I announced my interest in the said museum and everybody had nothing but praise for it – I was very proud and pleased. I hope you enjoyed your visit to the museum Gary as much as I enjoyed your pub.

Some miles down the road from Drewsteignton I got chatting to a couple of bee-keepers, it turned out they knew and loved Boscastle too. The chap was telling me how awkward he felt when he was first given  his bee hives; how he had to stand in front of each hive and tell the bees that he was their new owner  and that he would look after them. I talk about this tradition in my book (The British Book of Spells and Charms);  how you must inform bees of any changes in the affairs of their keepers and their families.

Kipling wrote:

Marriage, birth or buryin’,

News across the seas,

All you’re sad or merry in,

You must tell the Bees.

Tell ’em coming in an’ out,

Where the Fanners fan,

‘Cause the Bees are just about

As curious as a man!

I arrived in Crediton thinking it would be easy enough to get a B&B as it has been raining and drizzling all day but no rooms were available. The latest forecast said that there would be one more downpour at around 6 pm then it would be a dry night. So I walked on looking for a good camping spot. Eventually I spotted some bright green grass up a track off the path, as I turned a deer ran out in front of me; ‘a sign’, I thought. I set up camp after the huge storm cloud had passed over and watched a beautiful sunset.
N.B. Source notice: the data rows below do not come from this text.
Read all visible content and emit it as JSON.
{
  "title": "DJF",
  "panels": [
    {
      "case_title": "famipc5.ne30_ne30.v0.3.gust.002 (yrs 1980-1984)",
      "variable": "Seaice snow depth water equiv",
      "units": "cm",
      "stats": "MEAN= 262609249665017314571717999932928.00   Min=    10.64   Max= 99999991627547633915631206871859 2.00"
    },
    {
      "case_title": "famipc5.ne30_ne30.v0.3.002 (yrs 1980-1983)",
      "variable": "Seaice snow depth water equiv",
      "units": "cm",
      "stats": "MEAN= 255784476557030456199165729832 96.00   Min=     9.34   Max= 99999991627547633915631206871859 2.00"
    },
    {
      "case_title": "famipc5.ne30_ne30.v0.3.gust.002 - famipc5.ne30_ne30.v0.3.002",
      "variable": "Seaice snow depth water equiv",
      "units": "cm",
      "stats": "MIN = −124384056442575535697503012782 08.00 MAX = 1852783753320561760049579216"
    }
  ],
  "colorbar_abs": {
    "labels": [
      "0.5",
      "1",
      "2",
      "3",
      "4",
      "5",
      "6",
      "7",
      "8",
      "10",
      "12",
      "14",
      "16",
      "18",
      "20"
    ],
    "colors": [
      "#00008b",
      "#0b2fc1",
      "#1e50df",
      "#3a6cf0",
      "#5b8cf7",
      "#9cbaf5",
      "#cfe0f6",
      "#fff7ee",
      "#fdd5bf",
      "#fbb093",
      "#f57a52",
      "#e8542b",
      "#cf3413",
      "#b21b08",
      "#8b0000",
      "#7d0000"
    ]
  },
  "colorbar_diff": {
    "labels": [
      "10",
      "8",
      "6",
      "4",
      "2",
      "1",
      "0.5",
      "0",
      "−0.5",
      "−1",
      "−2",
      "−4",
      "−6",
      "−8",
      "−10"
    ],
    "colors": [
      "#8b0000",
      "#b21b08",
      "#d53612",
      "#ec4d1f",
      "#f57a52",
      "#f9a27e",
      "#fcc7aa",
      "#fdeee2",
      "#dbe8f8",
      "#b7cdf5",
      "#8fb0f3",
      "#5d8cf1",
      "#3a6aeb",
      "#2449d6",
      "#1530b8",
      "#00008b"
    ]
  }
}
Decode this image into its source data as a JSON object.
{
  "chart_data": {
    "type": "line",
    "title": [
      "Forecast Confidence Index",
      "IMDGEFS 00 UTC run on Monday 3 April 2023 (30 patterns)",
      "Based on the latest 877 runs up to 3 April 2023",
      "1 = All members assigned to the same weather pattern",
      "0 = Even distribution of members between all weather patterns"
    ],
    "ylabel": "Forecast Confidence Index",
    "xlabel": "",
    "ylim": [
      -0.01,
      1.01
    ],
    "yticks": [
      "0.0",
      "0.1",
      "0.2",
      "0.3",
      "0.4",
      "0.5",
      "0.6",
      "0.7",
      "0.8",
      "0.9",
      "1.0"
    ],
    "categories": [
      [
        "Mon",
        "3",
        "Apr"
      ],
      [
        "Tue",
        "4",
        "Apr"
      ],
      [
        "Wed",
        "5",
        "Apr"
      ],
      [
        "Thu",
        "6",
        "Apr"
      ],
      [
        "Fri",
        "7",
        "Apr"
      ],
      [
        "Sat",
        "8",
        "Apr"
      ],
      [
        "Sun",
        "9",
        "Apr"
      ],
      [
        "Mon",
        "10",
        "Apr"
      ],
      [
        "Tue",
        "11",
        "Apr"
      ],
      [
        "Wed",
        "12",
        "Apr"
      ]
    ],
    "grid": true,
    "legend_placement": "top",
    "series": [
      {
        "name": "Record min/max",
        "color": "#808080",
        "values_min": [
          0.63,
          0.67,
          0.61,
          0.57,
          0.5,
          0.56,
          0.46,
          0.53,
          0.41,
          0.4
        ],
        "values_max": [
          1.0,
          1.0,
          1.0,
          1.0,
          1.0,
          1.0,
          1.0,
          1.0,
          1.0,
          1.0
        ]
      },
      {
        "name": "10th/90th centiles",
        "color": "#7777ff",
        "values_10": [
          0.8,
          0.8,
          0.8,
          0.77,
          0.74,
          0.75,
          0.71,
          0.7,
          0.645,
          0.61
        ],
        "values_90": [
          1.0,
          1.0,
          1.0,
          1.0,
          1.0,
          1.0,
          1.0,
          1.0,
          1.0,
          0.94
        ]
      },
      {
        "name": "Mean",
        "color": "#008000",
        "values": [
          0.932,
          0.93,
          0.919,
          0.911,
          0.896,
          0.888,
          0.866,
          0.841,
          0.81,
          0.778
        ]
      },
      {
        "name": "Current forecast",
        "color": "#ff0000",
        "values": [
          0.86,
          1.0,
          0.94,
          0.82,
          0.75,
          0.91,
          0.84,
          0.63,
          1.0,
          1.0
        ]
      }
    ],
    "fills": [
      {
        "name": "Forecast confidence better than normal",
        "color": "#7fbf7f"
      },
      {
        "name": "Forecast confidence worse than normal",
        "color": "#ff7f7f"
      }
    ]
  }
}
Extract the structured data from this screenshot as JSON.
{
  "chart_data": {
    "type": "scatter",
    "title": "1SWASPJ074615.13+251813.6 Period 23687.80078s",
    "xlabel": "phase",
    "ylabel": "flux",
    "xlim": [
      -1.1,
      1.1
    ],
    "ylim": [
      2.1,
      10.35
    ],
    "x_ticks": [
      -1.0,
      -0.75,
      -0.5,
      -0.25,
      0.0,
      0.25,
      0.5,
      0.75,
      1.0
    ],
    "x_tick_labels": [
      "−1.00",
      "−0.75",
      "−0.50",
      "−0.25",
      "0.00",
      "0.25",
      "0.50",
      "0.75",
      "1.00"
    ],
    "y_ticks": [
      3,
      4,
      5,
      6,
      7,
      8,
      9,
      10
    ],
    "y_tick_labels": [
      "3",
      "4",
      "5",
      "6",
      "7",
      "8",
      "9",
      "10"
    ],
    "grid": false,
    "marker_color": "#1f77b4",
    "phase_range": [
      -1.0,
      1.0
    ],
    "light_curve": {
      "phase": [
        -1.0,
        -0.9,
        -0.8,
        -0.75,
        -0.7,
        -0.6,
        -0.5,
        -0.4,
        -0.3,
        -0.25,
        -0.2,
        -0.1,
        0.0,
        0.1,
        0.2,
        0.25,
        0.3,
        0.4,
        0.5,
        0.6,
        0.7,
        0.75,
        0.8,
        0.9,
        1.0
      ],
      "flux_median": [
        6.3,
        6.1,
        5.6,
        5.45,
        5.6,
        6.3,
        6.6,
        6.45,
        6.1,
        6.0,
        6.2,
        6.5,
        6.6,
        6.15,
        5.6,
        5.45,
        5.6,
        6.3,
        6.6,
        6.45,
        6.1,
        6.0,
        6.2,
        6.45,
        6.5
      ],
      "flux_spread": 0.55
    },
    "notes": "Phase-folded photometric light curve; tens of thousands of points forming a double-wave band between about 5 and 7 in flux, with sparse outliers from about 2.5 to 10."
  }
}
I laid still in my sleeping bag until the birds stopped their alarm calls and resumed their normal song – I have been accepted into their environment….

 

A Stroll by the Teign

Walking alongside the river Teign this afternoon in the mizzle, I remembered setting up a wild camp site with Anthony on this spot. We asked a local it would be OK to camp there and he told us that the owner of the field was abroad but that she would say yes if she were here – that was good enough for us! It was after we’d set up that we noticed the strange sculpture installed on the island -like a large stone boulder that had been split in two to reveal a brain like inner.

egg-like sculpture on island in middle of river
Art Installation by Peter Randall-Page

There are several of these ‘egg’ stones in the area; they are the work of local sculptor Peter Randall-Page. I also remembered the long climb up to the pub in Drewsteignton where I’m staying in their walker’s bunkhouse. They also do ‘posh’ B&B rooms but I’m happier in a bunkhouse, especially as I’m probably rather smelly : I am sure Kerriann who edits this will confirm this. (He’s not that bad really KG)

I’ve not covered much distance in the last couple of days but have had a couple of lovely long lunch breaks with Kerriann and Hugo. Kerriann did bring the correct maps the second time so I’m planning ahead over a pint tonight.

This is a proper pub, good real ales, good service, no bull shit, interesting customers and a bunk house for £15 – what more could you want?  The Drew Arms in Drewsteignton.

A Sunday Song Line

mary michael pilgrim route waymark
On the right path

It was nice to walk some of the Two Moors Way today – familiar stretches of paths and fond memories.  I trekked this route with my friend Anthony last summer and it is one of my favourite walks. We did have some rainy nights but the weather was generally much better than it is now.

It rained last night so I have had to pack away a wet tent so I am looking to find a hostel for tonight. Currently I am in The Chagford Inn in Chagford, waiting for Kerriann who is delivering the maps that she forgot yesterday!

Last night, camped besides the beautiful Shirley pool, I again noticed the ‘human’ voices in the sound of the running water – words, calls and songs. Australian aboriginals talk of the ‘Song Lines’ they follow when they are on walkabout. Maybe one can literally hear the earth singing in special places like Shirley Pool?

thorn tree by a cottage
Grown from the Glastonbury Thorn

The thorn tree above was grown from a cutting of the Glastonbury thorn . It’s in the lovely church yard of St Mary’s in Throwleigh.